Après un trimestre de stabilisation, les taux des crédits immobiliers ont de nouveau progressé en mai. L’Observatoire Crédit logement évoque sa crainte d’un “durcissement supplémentaire” des conditions de crédit dans les mois prochains.
Après trois mois de stabilité, les taux des crédits immobiliers ont repris leur marche en avant. En mai 2026, le taux moyen des prêts accordés par les banques, toutes durées confondues, s’est établi à 3,25 %, contre 3,23 % en avril, d’après les données publiées le 4 juin par l’Observatoire Crédit Logement CSA. Un prêt sur 20 ans, la durée la plus souscrite, est assorti d’un taux de 3,34%.
Cette progression moyenne de seulement 0,02 point pourrait sembler anecdotique. Pourtant, derrière cette évolution modérée se cache une remontée plus marquée des barèmes bancaires sur la durée. Entre mai 2025 et mai 2026, les taux moyens sont ainsi passés de 3,09% à 3,25%.

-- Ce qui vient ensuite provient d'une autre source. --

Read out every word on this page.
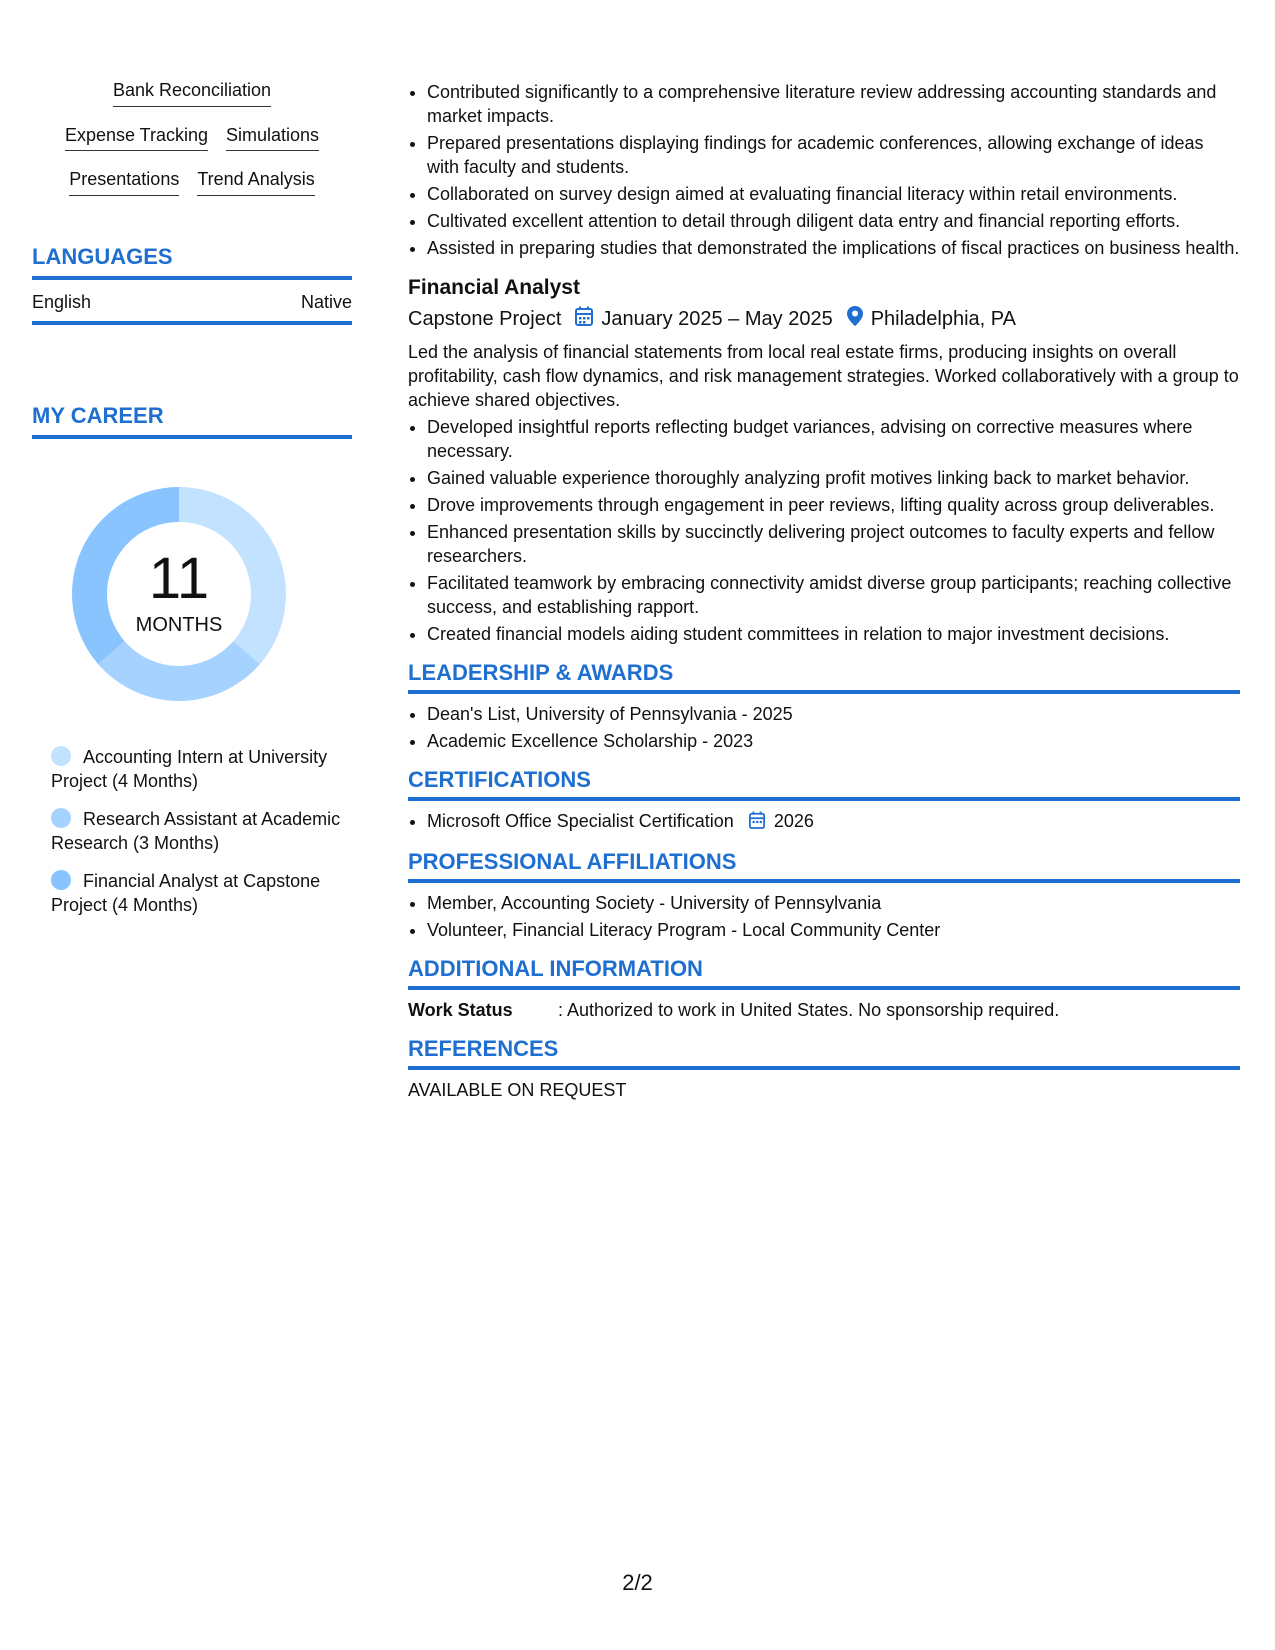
Bank Reconciliation
Expense Tracking Simulations
Presentations Trend Analysis
LANGUAGES
English	Native
MY CAREER
11
MONTHS
Accounting Intern at University Project (4 Months)
Research Assistant at Academic Research (3 Months)
Financial Analyst at Capstone Project (4 Months)
• Contributed significantly to a comprehensive literature review addressing accounting standards and market impacts.
• Prepared presentations displaying findings for academic conferences, allowing exchange of ideas with faculty and students.
• Collaborated on survey design aimed at evaluating financial literacy within retail environments.
• Cultivated excellent attention to detail through diligent data entry and financial reporting efforts.
• Assisted in preparing studies that demonstrated the implications of fiscal practices on business health.
Financial Analyst
Capstone Project January 2025 – May 2025 Philadelphia, PA
Led the analysis of financial statements from local real estate firms, producing insights on overall profitability, cash flow dynamics, and risk management strategies. Worked collaboratively with a group to achieve shared objectives.
• Developed insightful reports reflecting budget variances, advising on corrective measures where necessary.
• Gained valuable experience thoroughly analyzing profit motives linking back to market behavior.
• Drove improvements through engagement in peer reviews, lifting quality across group deliverables.
• Enhanced presentation skills by succinctly delivering project outcomes to faculty experts and fellow researchers.
• Facilitated teamwork by embracing connectivity amidst diverse group participants; reaching collective success, and establishing rapport.
• Created financial models aiding student committees in relation to major investment decisions.
LEADERSHIP & AWARDS
• Dean's List, University of Pennsylvania - 2025
• Academic Excellence Scholarship - 2023
CERTIFICATIONS
• Microsoft Office Specialist Certification 2026
PROFESSIONAL AFFILIATIONS
• Member, Accounting Society - University of Pennsylvania
• Volunteer, Financial Literacy Program - Local Community Center
ADDITIONAL INFORMATION
Work Status	: Authorized to work in United States. No sponsorship required.
REFERENCES
AVAILABLE ON REQUEST
2/2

L’Observatoire rappelle que le taux moyen était resté bloqué à 3,23 % entre février et avril, après la hausse enregistrée au début de l’année. Mais depuis mars, les taux pratiqués sur certaines durées ont nettement augmenté. Ceux des crédits sur 20 ans ont ainsi gagné 13 points de base, tandis que les prêts sur 25 ans ont progressé de 10 points de base. “La remontée des taux est rapide et non négligeable”, souligne l’étude.
Moins de long prêts
Cette apparente contradiction s’explique par l’évolution de la production bancaire. Les prêts les plus longs, généralement les plus coûteux, sont devenus moins nombreux. La part des financements d’une durée de 25 ans et plus est tombée à 44 % en mai, contre près de 49 % au début de l’année. Ce rééquilibrage vers des durées plus courtes contribue à limiter la hausse du taux moyen affiché.

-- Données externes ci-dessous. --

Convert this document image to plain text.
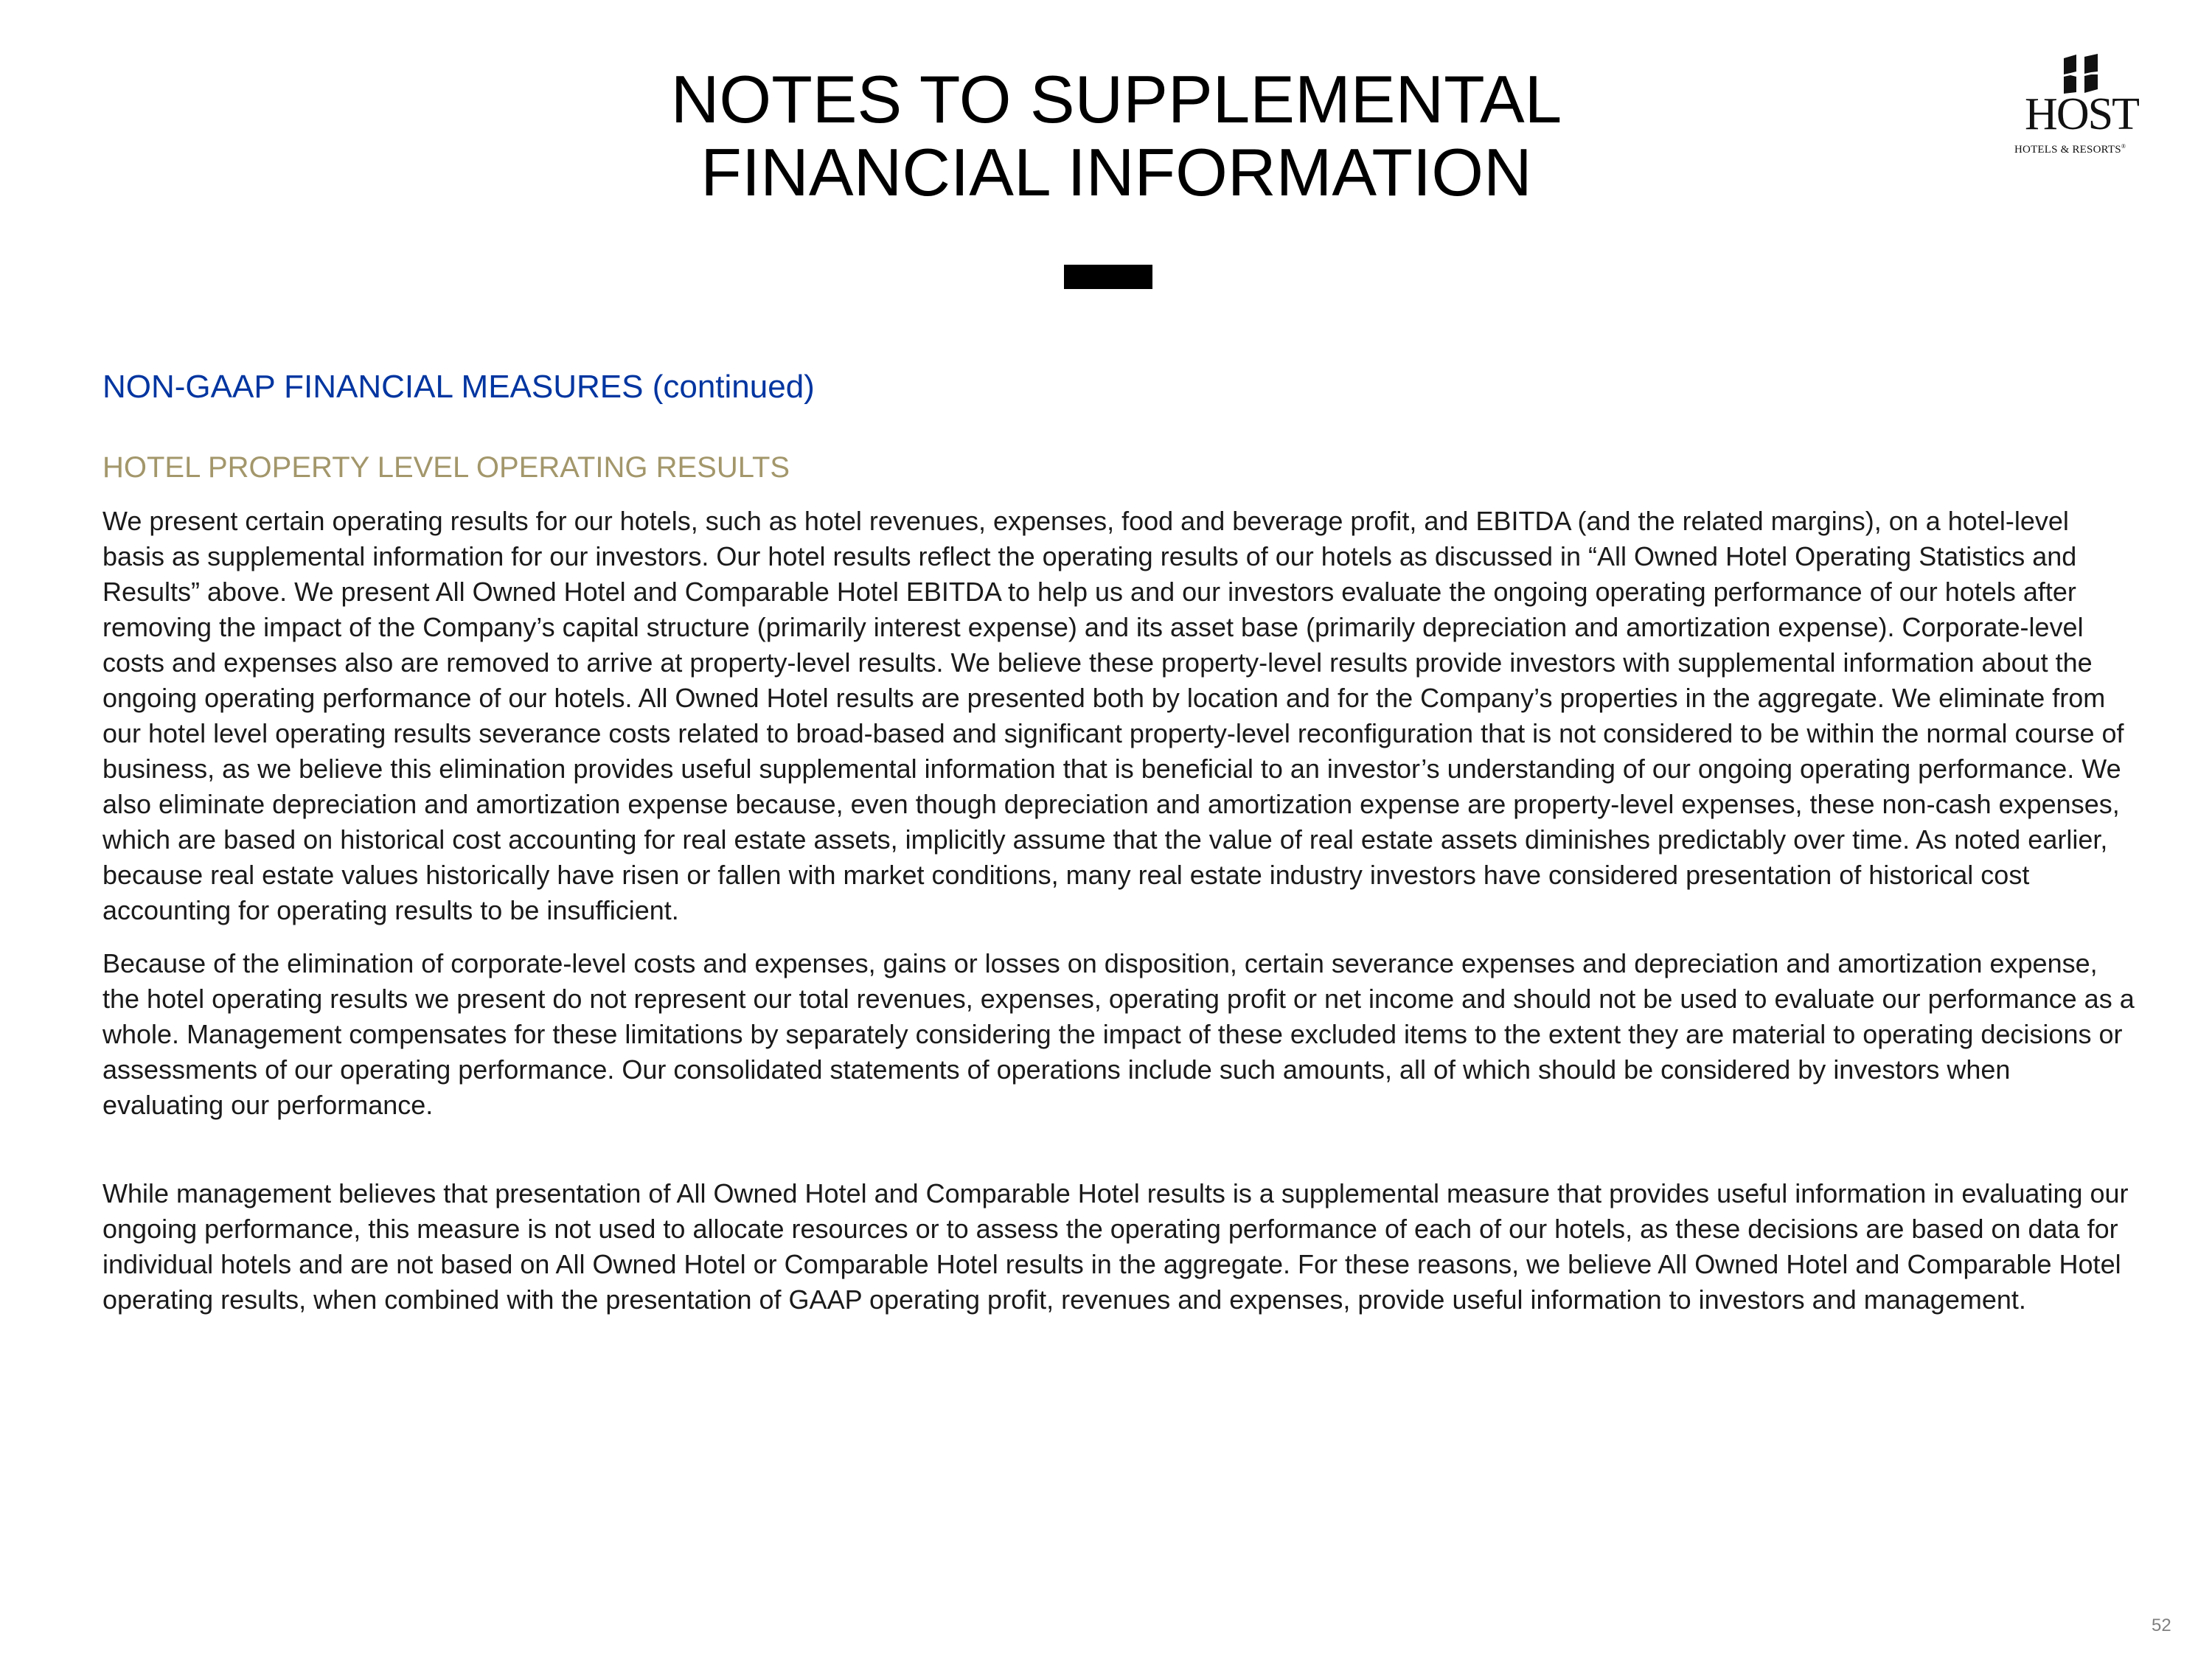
NOTES TO SUPPLEMENTAL
FINANCIAL INFORMATION
HOST
HOTELS & RESORTS®
NON-GAAP FINANCIAL MEASURES (continued)
HOTEL PROPERTY LEVEL OPERATING RESULTS

We present certain operating results for our hotels, such as hotel revenues, expenses, food and beverage profit, and EBITDA (and the related margins), on a hotel-level basis as supplemental information for our investors. Our hotel results reflect the operating results of our hotels as discussed in “All Owned Hotel Operating Statistics and Results” above. We present All Owned Hotel and Comparable Hotel EBITDA to help us and our investors evaluate the ongoing operating performance of our hotels after removing the impact of the Company’s capital structure (primarily interest expense) and its asset base (primarily depreciation and amortization expense). Corporate-level costs and expenses also are removed to arrive at property-level results. We believe these property-level results provide investors with supplemental information about the ongoing operating performance of our hotels. All Owned Hotel results are presented both by location and for the Company’s properties in the aggregate. We eliminate from our hotel level operating results severance costs related to broad-based and significant property-level reconfiguration that is not considered to be within the normal course of business, as we believe this elimination provides useful supplemental information that is beneficial to an investor’s understanding of our ongoing operating performance. We also eliminate depreciation and amortization expense because, even though depreciation and amortization expense are property-level expenses, these non-cash expenses, which are based on historical cost accounting for real estate assets, implicitly assume that the value of real estate assets diminishes predictably over time. As noted earlier, because real estate values historically have risen or fallen with market conditions, many real estate industry investors have considered presentation of historical cost accounting for operating results to be insufficient.

Because of the elimination of corporate-level costs and expenses, gains or losses on disposition, certain severance expenses and depreciation and amortization expense, the hotel operating results we present do not represent our total revenues, expenses, operating profit or net income and should not be used to evaluate our performance as a whole. Management compensates for these limitations by separately considering the impact of these excluded items to the extent they are material to operating decisions or assessments of our operating performance. Our consolidated statements of operations include such amounts, all of which should be considered by investors when evaluating our performance.

While management believes that presentation of All Owned Hotel and Comparable Hotel results is a supplemental measure that provides useful information in evaluating our ongoing performance, this measure is not used to allocate resources or to assess the operating performance of each of our hotels, as these decisions are based on data for individual hotels and are not based on All Owned Hotel or Comparable Hotel results in the aggregate. For these reasons, we believe All Owned Hotel and Comparable Hotel operating results, when combined with the presentation of GAAP operating profit, revenues and expenses, provide useful information to investors and management.

52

Les raisons de ce retournement sont avant tout économiques. Au cours du premier trimestre, les banques avaient accepté de contenir leurs taux afin de ne pas faire fuir les aspirants à la propriété dont le pouvoir d’achat immobilier était déjà affaibli. Le communiqué indique même que les établissements de crédit avaient “différé les ajustements des taux rendus nécessaires face à la brutale détérioration des marchés obligataire et boursier français”.
Vers de nouvelles hausses de taux
Cette remontée intervient alors que le marché montre déjà des signes d’essoufflement. Après une légère amélioration au début de l’année, les banques sont moins enclines à octroyer des prêts. En mai, la production de crédits, c’est-a-dire la masse d’argent prêtée par les banques, recule de 6,5 % sur un an, tandis que le nombre de prêts accordés diminue de 1,1 %. Les ménages doivent également composer avec une inflation qui repart à la hausse et un coût des logements progressant plus vite que leurs revenus.
Pour les prochains mois, l’Observatoire se montre prudent. L’organisme évoque “la crainte d’un durcissement supplémentaire” si la crise liée à la guerre au Moyen-Orient devait se prolonger. Dans ce contexte marqué par l’incertitude économique et le ralentissement de la demande, les banques pourraient rester prudentes et ne pas multiplier les prêts. Une perspective qui laisse entrevoir des conditions d’emprunt moins favorables qu’au cours des derniers mois. Cette intuition de l’Observatoire est d’ailleurs confirmée par le courtier Finance Conseil, qui a reçu les barèmes des taux bancaires pour le mois de juin. Toutes les durées - 15, 20 et 25 ans - affichent des augmentations de taux.